BiasScanner: Automatic Detection and Classification of News Bias to Strengthen Democracy
Tim Menzner, Jochen L. Leidner
TL;DR
BiasScanner tackles the challenge of helping news readers assess bias in online articles by delivering sentence-level bias detection and explanations through a browser plug-in backed by a server-side transformer classifier. It employs a GPT-3.5-turbo-16k model fine-tuned on the BABE dataset to identify 27 bias types, highlighting biased sentences and providing a structured bias report, all while emphasizing privacy by avoiding PII leakage. The system is designed for easy deployment and model interchangeability, with a web demo and Firefox extension available, and demonstrates competitive performance on established benchmarks (notably a high F1 around 0.76). Limitations include language scope, potential subjectivity in bias labeling, and reliance on proprietary back-end models; future work envisions open-source models, multilingual support, and broader content analysis such as hate speech and fake-news cues.
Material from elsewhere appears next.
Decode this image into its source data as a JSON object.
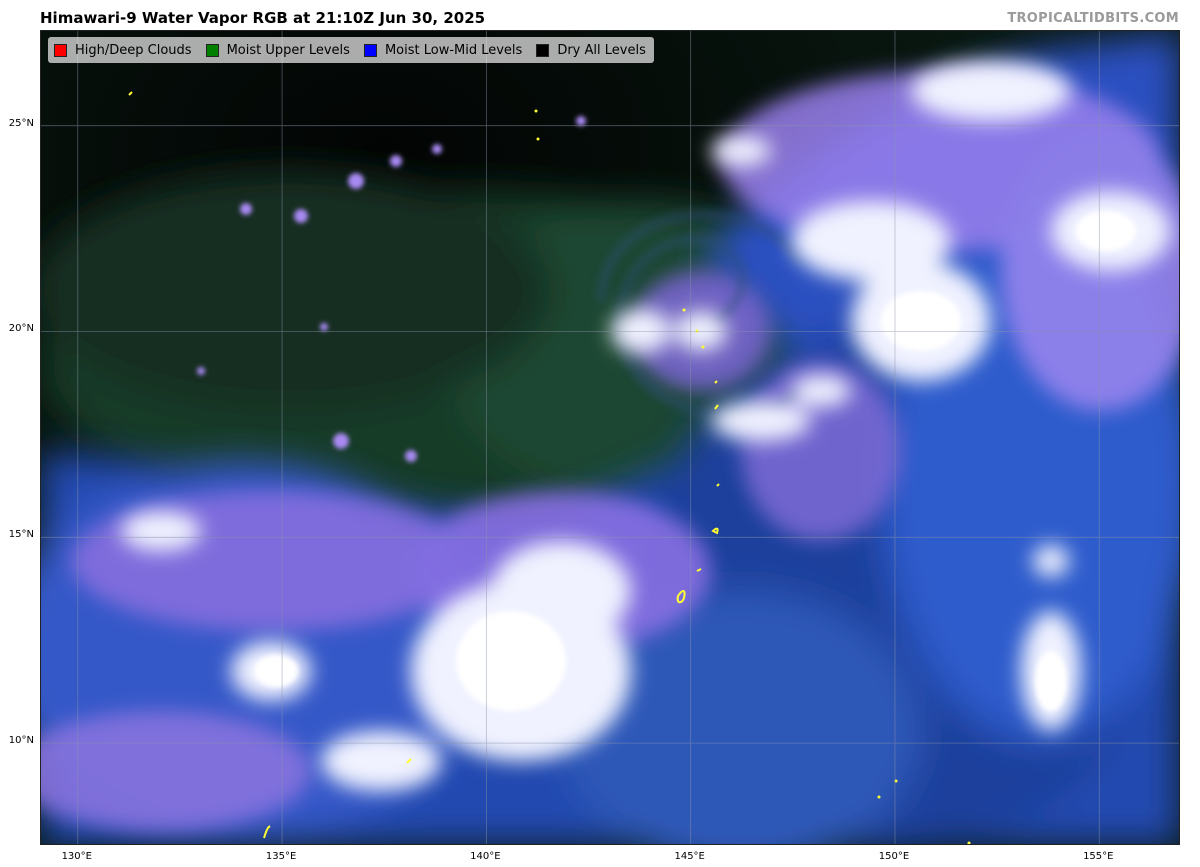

Overall, BiasScanner presents a practical, privacy-preserving approach to aid democratic engagement by enabling real-time, transparent bias scrutiny in web news consumption.
Abstract
The increasing consumption of news online in the 21st century coincided with increased publication of disinformation, biased reporting, hate speech and other unwanted Web content. We describe BiasScanner, an application that aims to strengthen democracy by supporting news consumers with scrutinizing news articles they are reading online. BiasScanner contains a server-side pre-trained large language model to identify biased sentences of news articles and a front-end Web browser plug-in. At the time of writing, BiasScanner can identify and classify more than two dozen types of media bias at the sentence level, making it the most fine-grained model and only deployed application (automatic system in use) of its kind. It was implemented in a light-weight and privacy-respecting manner, and in addition to highlighting likely biased sentence it also provides explanations for each classification decision as well as a summary analysis for each news article. While prior research has addressed news bias detection, we are not aware of any work that resulted in a deployed browser plug-in (c.f. also biasscanner.org for a Web demo).